4 surprising scientific benefits of music
Popular Science...
The oldest known musical instruments—flutes carved from bones—are over 40,000 years old. And humans were likely making music before that, based on fossils showing our ancestors had the ability to sing over 530,000 years ago. That means we’ve had music much longer than we’ve had widespread agriculture, which cropped up around 12,000 years ago.
Music is part of what it means to be human, and seemingly always has been. Even so, we’re discovering new things about the power of music all the time. Here are a few recent scientific findings.

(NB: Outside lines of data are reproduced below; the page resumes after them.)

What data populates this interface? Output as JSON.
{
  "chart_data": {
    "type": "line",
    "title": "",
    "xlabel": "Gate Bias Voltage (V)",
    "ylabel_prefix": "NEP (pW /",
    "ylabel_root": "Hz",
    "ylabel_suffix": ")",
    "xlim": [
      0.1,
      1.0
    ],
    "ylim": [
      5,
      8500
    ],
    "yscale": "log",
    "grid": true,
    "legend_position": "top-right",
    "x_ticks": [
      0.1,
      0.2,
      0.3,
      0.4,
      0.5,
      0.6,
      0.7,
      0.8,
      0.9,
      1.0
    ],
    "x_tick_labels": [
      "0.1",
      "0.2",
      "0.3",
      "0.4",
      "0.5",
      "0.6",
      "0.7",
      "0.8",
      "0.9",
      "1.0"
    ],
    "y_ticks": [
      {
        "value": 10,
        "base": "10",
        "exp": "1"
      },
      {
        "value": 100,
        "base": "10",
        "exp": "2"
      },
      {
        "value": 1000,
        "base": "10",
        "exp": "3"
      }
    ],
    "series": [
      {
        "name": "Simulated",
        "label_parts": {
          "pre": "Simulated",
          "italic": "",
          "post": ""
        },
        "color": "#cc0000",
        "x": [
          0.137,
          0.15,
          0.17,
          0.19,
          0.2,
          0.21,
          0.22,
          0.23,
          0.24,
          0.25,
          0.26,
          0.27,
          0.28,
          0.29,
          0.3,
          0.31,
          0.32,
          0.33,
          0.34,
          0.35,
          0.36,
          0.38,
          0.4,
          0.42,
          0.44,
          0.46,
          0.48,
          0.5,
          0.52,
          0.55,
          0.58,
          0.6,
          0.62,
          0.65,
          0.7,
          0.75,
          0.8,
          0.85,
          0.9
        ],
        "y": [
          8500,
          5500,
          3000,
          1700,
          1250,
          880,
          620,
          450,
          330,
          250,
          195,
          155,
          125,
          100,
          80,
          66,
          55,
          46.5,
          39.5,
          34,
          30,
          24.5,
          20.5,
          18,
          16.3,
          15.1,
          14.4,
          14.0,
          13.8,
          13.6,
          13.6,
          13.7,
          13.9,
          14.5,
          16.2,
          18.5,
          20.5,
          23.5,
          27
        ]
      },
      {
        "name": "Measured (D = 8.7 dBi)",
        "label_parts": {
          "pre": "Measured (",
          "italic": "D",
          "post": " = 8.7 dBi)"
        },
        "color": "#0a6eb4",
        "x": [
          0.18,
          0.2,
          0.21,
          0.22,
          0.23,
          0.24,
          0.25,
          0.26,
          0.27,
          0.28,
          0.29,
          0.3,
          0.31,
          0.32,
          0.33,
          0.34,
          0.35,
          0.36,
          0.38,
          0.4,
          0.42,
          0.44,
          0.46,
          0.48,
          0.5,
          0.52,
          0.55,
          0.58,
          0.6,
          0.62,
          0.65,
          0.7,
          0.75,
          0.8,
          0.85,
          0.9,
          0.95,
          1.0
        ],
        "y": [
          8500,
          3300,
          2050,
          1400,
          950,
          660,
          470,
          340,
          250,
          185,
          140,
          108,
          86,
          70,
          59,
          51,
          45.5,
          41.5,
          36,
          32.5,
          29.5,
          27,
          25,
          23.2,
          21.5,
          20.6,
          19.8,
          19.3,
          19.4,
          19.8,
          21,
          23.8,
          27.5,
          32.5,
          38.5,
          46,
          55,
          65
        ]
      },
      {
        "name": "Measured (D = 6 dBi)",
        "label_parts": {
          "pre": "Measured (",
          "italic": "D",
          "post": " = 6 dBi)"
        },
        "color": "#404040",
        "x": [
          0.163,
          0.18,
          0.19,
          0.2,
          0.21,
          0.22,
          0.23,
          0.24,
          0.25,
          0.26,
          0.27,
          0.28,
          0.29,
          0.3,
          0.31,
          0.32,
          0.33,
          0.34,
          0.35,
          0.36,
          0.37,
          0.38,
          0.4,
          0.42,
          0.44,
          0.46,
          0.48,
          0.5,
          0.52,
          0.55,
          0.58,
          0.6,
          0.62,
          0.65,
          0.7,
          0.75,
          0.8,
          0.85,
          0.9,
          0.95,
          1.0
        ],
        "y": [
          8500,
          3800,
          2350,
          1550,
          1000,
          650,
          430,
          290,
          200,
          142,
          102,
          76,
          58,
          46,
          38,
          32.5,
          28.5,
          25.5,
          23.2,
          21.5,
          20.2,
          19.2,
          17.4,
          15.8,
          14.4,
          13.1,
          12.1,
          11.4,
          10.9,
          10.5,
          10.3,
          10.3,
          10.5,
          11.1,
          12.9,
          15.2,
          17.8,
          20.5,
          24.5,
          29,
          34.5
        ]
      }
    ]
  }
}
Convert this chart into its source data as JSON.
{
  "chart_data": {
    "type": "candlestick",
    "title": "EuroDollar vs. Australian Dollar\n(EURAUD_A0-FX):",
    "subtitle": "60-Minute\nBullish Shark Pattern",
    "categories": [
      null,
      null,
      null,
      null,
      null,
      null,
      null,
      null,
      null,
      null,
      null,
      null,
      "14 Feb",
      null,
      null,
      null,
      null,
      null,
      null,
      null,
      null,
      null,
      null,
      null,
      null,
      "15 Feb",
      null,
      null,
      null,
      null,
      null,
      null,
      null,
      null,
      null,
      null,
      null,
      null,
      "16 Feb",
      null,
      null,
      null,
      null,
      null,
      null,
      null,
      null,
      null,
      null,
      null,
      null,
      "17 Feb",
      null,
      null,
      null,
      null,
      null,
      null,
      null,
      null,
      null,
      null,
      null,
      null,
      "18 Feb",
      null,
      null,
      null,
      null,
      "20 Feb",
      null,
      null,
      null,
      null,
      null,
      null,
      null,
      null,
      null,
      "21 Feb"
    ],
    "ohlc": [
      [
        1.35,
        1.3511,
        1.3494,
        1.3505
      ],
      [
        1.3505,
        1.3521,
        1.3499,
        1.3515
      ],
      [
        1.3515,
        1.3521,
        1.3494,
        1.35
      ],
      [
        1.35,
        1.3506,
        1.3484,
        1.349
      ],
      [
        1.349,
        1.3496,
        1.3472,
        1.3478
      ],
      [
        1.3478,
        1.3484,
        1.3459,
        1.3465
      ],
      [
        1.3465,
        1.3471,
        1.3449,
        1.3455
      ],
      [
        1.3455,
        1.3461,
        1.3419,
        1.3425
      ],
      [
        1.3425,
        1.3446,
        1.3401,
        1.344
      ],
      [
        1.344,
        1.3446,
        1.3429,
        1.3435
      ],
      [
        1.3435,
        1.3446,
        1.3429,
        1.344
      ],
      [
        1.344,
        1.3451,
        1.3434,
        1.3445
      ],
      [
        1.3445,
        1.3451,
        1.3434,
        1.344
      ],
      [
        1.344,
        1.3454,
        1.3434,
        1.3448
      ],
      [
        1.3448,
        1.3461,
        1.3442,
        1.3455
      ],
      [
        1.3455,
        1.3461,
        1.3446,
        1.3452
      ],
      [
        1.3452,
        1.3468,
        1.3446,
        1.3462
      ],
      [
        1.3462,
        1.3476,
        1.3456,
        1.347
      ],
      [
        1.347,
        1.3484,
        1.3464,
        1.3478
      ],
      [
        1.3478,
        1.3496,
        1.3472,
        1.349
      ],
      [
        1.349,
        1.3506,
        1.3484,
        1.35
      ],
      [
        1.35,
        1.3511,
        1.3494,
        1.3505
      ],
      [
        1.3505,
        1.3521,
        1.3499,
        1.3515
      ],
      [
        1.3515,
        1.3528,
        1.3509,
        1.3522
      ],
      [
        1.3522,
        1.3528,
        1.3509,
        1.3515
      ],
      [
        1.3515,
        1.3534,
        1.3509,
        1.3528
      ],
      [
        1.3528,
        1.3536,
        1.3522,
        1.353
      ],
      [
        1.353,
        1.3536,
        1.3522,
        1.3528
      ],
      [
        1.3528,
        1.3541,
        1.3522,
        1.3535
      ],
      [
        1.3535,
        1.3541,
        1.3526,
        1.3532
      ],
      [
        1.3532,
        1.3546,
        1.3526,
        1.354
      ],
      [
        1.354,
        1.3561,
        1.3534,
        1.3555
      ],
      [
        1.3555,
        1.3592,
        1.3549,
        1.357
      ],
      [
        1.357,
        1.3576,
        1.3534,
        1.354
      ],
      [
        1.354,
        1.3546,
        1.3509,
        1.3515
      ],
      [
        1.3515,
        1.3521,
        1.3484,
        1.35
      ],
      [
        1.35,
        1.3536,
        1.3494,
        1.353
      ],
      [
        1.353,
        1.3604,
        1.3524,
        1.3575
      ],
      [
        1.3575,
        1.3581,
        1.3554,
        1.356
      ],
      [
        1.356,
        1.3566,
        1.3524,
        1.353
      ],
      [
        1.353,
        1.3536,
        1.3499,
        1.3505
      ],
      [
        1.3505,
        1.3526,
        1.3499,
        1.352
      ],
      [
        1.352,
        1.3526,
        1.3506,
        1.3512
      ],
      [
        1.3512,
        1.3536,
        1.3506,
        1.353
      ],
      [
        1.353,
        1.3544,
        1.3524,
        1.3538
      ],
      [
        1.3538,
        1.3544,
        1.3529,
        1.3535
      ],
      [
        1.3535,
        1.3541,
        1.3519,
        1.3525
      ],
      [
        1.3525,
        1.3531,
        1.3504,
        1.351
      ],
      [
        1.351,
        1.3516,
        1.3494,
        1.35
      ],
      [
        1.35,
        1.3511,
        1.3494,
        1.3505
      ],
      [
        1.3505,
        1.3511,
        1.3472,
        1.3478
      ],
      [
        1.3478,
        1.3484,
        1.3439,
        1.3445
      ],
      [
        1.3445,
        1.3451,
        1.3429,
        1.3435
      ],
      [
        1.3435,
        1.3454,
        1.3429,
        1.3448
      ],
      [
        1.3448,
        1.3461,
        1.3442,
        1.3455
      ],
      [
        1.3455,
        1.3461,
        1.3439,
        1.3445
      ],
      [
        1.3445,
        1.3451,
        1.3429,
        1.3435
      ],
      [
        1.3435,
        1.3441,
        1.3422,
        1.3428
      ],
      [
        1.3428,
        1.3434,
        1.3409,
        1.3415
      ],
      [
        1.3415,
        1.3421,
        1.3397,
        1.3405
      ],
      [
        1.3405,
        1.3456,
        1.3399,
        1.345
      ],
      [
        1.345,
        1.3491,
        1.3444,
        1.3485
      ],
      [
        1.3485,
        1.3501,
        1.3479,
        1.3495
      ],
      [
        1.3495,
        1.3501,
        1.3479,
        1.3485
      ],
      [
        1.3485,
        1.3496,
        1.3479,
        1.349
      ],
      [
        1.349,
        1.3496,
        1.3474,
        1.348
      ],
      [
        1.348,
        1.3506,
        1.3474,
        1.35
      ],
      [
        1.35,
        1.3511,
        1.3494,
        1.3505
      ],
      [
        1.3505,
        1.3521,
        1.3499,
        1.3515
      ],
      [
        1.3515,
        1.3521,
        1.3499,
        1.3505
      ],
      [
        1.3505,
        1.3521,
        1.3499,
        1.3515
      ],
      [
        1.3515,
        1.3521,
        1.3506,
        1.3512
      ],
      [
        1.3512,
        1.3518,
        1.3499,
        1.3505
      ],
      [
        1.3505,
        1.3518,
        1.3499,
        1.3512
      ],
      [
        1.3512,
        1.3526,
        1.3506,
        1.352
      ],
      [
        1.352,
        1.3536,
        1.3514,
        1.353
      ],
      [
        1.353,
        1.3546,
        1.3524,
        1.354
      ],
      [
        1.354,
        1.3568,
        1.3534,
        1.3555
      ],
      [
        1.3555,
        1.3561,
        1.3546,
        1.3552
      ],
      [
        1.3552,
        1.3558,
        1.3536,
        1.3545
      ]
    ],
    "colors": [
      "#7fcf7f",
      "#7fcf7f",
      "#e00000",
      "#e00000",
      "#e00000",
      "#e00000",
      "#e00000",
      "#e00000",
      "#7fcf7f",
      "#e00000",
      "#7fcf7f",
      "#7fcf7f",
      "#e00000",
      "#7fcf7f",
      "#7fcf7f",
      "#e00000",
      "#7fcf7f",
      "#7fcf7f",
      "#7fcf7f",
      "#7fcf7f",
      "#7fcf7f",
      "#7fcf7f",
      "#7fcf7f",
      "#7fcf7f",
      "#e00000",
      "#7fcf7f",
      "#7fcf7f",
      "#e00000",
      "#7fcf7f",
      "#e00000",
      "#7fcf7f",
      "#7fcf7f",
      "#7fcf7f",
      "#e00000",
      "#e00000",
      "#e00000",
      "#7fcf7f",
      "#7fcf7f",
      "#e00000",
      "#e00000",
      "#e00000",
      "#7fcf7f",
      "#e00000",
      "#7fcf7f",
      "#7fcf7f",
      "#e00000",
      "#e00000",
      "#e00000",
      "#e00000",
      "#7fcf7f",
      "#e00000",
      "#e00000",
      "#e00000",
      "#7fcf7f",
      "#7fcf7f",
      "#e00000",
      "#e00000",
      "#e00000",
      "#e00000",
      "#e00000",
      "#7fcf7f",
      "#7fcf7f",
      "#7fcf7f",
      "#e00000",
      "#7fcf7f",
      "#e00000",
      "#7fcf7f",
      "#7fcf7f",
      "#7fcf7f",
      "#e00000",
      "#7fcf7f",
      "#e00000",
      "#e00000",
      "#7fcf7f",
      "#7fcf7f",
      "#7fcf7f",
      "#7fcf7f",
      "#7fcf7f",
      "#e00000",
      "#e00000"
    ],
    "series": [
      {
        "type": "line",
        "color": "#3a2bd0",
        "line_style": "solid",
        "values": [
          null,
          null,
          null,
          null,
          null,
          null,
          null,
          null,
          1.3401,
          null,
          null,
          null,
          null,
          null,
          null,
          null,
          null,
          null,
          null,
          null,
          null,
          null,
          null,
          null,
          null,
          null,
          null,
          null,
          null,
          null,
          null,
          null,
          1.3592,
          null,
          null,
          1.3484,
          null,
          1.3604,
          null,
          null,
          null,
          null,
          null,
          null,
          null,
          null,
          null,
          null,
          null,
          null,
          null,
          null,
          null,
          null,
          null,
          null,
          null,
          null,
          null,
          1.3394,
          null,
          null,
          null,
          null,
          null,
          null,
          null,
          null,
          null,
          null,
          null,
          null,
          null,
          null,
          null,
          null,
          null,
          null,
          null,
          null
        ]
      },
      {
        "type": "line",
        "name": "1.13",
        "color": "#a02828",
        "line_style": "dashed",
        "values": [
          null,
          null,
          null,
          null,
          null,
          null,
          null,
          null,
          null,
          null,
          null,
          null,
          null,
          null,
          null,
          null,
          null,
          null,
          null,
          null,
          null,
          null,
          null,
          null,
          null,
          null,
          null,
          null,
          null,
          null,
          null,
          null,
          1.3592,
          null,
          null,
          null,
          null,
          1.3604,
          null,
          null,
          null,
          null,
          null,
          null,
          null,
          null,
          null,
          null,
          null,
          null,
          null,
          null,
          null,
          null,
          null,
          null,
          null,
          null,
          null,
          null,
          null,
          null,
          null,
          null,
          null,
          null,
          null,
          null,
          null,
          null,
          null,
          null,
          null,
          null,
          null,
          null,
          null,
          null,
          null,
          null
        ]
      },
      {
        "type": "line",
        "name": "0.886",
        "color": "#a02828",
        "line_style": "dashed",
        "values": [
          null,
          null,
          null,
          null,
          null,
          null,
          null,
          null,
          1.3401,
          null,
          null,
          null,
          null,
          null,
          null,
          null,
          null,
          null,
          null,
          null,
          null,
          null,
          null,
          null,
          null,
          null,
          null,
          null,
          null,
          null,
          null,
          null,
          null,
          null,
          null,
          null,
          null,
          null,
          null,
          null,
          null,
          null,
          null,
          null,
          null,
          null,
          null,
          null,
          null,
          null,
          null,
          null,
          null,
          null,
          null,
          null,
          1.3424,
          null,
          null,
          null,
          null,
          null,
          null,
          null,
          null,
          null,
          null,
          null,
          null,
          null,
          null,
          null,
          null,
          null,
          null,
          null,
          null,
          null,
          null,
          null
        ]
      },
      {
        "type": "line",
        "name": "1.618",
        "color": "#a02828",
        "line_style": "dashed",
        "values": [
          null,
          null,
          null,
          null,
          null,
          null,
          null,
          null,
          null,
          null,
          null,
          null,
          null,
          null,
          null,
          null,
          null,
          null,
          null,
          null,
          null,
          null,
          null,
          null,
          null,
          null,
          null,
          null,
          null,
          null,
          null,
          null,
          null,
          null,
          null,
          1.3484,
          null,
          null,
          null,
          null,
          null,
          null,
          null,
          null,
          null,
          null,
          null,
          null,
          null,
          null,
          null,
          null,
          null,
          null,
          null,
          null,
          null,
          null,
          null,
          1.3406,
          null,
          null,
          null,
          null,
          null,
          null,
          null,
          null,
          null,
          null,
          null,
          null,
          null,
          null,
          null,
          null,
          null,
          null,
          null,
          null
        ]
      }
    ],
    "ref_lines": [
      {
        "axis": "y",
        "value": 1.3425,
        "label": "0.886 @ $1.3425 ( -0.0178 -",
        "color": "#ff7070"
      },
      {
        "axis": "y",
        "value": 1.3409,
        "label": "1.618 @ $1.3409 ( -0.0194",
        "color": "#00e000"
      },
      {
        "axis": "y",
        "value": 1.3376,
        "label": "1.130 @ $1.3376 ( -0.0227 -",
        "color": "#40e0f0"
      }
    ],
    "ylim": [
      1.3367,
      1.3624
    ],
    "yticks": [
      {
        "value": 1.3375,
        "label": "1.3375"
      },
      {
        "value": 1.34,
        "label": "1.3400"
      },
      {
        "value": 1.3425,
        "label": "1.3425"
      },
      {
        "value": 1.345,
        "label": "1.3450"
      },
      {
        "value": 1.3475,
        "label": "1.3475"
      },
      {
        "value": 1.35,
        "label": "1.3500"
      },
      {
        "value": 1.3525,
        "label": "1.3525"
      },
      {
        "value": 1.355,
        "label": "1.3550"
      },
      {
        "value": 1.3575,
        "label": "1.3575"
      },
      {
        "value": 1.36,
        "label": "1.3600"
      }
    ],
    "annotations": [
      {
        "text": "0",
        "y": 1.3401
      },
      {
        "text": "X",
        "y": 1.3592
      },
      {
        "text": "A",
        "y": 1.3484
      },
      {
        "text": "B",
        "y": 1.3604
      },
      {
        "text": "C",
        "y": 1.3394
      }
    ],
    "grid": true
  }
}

Music can speed recovery after surgery
A 2024 review and meta-analysis by researchers from California Northstate University College of Medicine found that listening to music after surgery can significantly reduce patients’ perceived pain and reduce their heart rate. It even reduced the need for opioids after surgery, with patients who listened to music using “an average of 0.758 mg compared to 1.654 mg for those who did not listen to music.”
The paper, which examined 35 prior studies, shows that music may help ease the stressful transition from anesthesia to recovery by lowering anxiety and cortisol levels. Dr. Eldo Frezza, senior author of the study and a professor of surgery, said, “Music can help ease the transition from the waking up stage to a return to normalcy and may help reduce stress around that transition.”
What kind of music works best, though? Whatever you personally like best. “We’re not trying to say that one type of music is better than another,” said Dr. Frezza. “We think music can help people in different ways after surgery because music can be comforting and make you feel like you’re in a familiar place.”
Listening to music constantly can help stave off dementia
Anyone who listens to music regularly knows that it engages the brain, even when it’s just on in the background. It turns out that engagement could be helpful in old age. A 2025 study by researchers at Monash University in Melbourne, Australia, found that leaving music on—even in the background—can reduce the risk of dementia.
The study, which included “10,893 community-dwelling Australian adults who were 70 years and older,” found that always listening to music, compared with never, rarely, or sometimes listening, was associated with a 39 percent decreased risk of dementia. Playing an instrument was also helpful, with a 35 percent decreased risk of dementia. While this study doesn’t establish causation between playing or listening to music and cognitive health, the numbers are pretty persuasive in and of themselves.
Making music promotes brain plasticity
Your brain’s ability to rewire itself—called brain plasticity—is what allows you to learn new skills. And learning to make music can help.
A 2010 study in Neuroscientist by researchers from Harvard Medical School explores how learning and playing musical instruments strengthens brain plasticity, especially early in life. “Music training in children, when commenced at a young age, results in improved cognitive performance,” the study, which is a review of previous research, reports, adding that the benefits are evident at all life stages.
For example: multiple studies suggest that children who practice instruments develop a larger anterior corpus callosum. That part of the brain “plays an important role in interhemispheric communication,” according to the paper. The paper also suggests learning an instrument as an adult can change the brain in potentially beneficials ways, while also pointing out the potential for slowing cognitive decline in the elderly.
Why is this? Because performing music requires a bunch of different skills, which take place in different regions of the brain. “Music making places unique demands on the nervous system and leads to a strong coupling of perception and action mediated by sensory, motor, and multimodal integrative regions distributed throughout the brain,” according to the study.
Live music stimulates the brain more than recordings
You might think a Spotify subscription is enough to get all these benefits and more, and it’s true that recorded music is great. But live music—performed by actual humans—is possibly even better for your brain.
A 2024 study published in Proceedings of the National Academy of Sciences by researchers from the University of Zurich shows that live concerts elicits stronger and more consistent neurological reactions than recorded music, owing at least in part to the interplay between the audience and performer.
The study monitored the amygdala of subjects listening to both recorded piano music and a performance by a live pianist. The live music “elicited significantly higher and more consistent amygdala activity,” according to the study, and there were more effects. “Higher activity was also found in a broader neural network for emotion processing during live compared to recorded music.”
It’s something most music fans could have told you—live music just hits different. It’s nice to have data, though.